指标	全称	含义	Good	Needs Improvement	Poor
TTFB	Time to First Byte	从请求发出到收到第一个字节的时间	≤ 800ms	800ms ~ 1800ms	> 1800ms
FCP	First Contentful Paint	首次渲染任何文本/图像/SVG/Canvas 的时间	≤ 1.8s	1.8s ~ 3.0s	> 3.0s
LCP	Largest Contentful Paint	最大可见内容渲染完成时间	≤ 2.5s	2.5s ~ 4.0s	> 4.0s
INP	Interaction to Next Paint	交互到下一帧渲染延迟 (P98)	≤ 200ms	200ms ~ 500ms	> 500ms
CLS	Cumulative Layout Shift	累积布局偏移分数	≤ 0.1	0.1 ~ 0.25	> 0.25
FID	First Input Delay	首次交互输入延迟（已被 INP 替代）	≤ 100ms	100ms ~ 300ms	> 300ms
TBT	Total Blocking Time	FCP 到 TTI 之间所有长任务阻塞主线程的时间总和	≤ 200ms	200ms ~ 600ms	> 600ms

指标之间的关系

指标关系图：

                    ┌──────────┐
                    │   TTFB   │
                    │ 服务端耗时 │
                    └────┬─────┘
                         │ 影响
                         ▼
                    ┌──────────┐
                    │   FCP    │
                    │ 首次内容  │
                    └────┬─────┘
                         │ 影响
                         ▼
                    ┌──────────┐
                    │   LCP    │◄──── 资源加载 + 渲染阻塞
                    │ 最大内容  │
                    └──────────┘

  ┌──────────┐     ┌──────────┐
  │   TBT    │────►│   INP    │
  │ 主线程阻塞 │     │ 交互响应  │
  └──────────┘     └──────────┘
   主线程繁忙            交互卡顿

  ┌──────────┐
  │   CLS    │◄──── 独立维度，不依赖加载速度
  │ 布局稳定性 │
  └──────────┘

核心结论：
  TTFB ─影响→ FCP ─影响→ LCP  (加载链路)
  TBT  ─关联→ INP             (交互响应)
  CLS  ─独立维度─              (视觉稳定)

二、性能数据采集

Performance API 基础

浏览器提供了完整的 Performance API 用于性能数据采集，核心包括 Navigation Timing、Resource Timing 和 PerformanceObserver。

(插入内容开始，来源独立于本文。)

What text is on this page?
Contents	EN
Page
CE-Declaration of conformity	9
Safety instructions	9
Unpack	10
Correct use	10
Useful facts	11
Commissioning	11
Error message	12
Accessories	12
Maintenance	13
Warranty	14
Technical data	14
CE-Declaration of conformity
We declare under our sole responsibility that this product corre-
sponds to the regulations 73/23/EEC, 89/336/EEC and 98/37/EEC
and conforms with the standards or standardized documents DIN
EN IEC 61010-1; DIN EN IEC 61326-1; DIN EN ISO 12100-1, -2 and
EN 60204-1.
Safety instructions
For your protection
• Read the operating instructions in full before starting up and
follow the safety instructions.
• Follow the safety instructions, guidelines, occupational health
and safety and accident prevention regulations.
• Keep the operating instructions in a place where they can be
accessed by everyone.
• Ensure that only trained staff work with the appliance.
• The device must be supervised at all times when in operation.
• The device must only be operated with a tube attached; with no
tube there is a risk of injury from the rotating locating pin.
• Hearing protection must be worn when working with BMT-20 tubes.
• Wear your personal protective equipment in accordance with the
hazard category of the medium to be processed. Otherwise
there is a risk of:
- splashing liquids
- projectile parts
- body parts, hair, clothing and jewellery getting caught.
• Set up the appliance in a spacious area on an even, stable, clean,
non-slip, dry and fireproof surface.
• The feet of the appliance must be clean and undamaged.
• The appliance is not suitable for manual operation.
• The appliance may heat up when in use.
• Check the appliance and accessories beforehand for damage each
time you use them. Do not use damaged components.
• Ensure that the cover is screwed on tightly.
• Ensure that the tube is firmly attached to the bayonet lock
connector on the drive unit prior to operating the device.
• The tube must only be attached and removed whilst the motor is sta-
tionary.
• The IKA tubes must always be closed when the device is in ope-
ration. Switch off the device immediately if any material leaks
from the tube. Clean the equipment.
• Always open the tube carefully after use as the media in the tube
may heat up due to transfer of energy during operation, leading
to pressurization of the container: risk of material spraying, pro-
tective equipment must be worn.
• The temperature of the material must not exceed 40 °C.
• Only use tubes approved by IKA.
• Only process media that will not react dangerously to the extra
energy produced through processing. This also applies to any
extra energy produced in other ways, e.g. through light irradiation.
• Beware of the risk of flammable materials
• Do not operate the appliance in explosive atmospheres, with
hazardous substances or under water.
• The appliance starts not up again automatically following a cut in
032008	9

Navigation Timing Level 2 时间线：

startTime
  │
  ├─ redirectStart ─── redirectEnd
  │                        │
  │                   fetchStart
  │                        │
  │                   domainLookupStart ─── domainLookupEnd
  │                                             │
  │                                        connectStart
  │                                             │
  │                                   secureConnectionStart (HTTPS)
  │                                             │
  │                                        connectEnd
  │                                             │
  │                                      requestStart
  │                                             │
  │                                      responseStart ──── TTFB
  │                                             │
  │                                      responseEnd
  │                                             │
  │                                    domInteractive
  │                                             │
  │                              domContentLoadedEventStart
  │                                             │
  │                              domContentLoadedEventEnd
  │                                             │
  │                                       domComplete
  │                                             │
  │                                   loadEventStart
  │                                             │
  │                                   loadEventEnd
  │
  └────────────────────────────────────────────────

const [entry] = performance.getEntriesByType('navigation');

const timing = {
  redirect: entry.redirectEnd - entry.redirectStart,
  dns: entry.domainLookupEnd - entry.domainLookupStart,
  tcp: entry.connectEnd - entry.connectStart,
  ssl: entry.secureConnectionStart > 0
    ? entry.connectEnd - entry.secureConnectionStart
    : 0,
  ttfb: entry.responseStart - entry.requestStart,
  download: entry.responseEnd - entry.responseStart,
  domParse: entry.domInteractive - entry.responseEnd,
  domContentLoaded: entry.domContentLoadedEventEnd - entry.domContentLoadedEventStart,
  domComplete: entry.domComplete - entry.domInteractive,
  loadEvent: entry.loadEventEnd - entry.loadEventStart,
  total: entry.loadEventEnd - entry.startTime,
};

PerformanceObserver

PerformanceObserver 是现代性能数据采集的核心 API，采用观察者模式异步收集性能条目，避免轮询带来的性能开销。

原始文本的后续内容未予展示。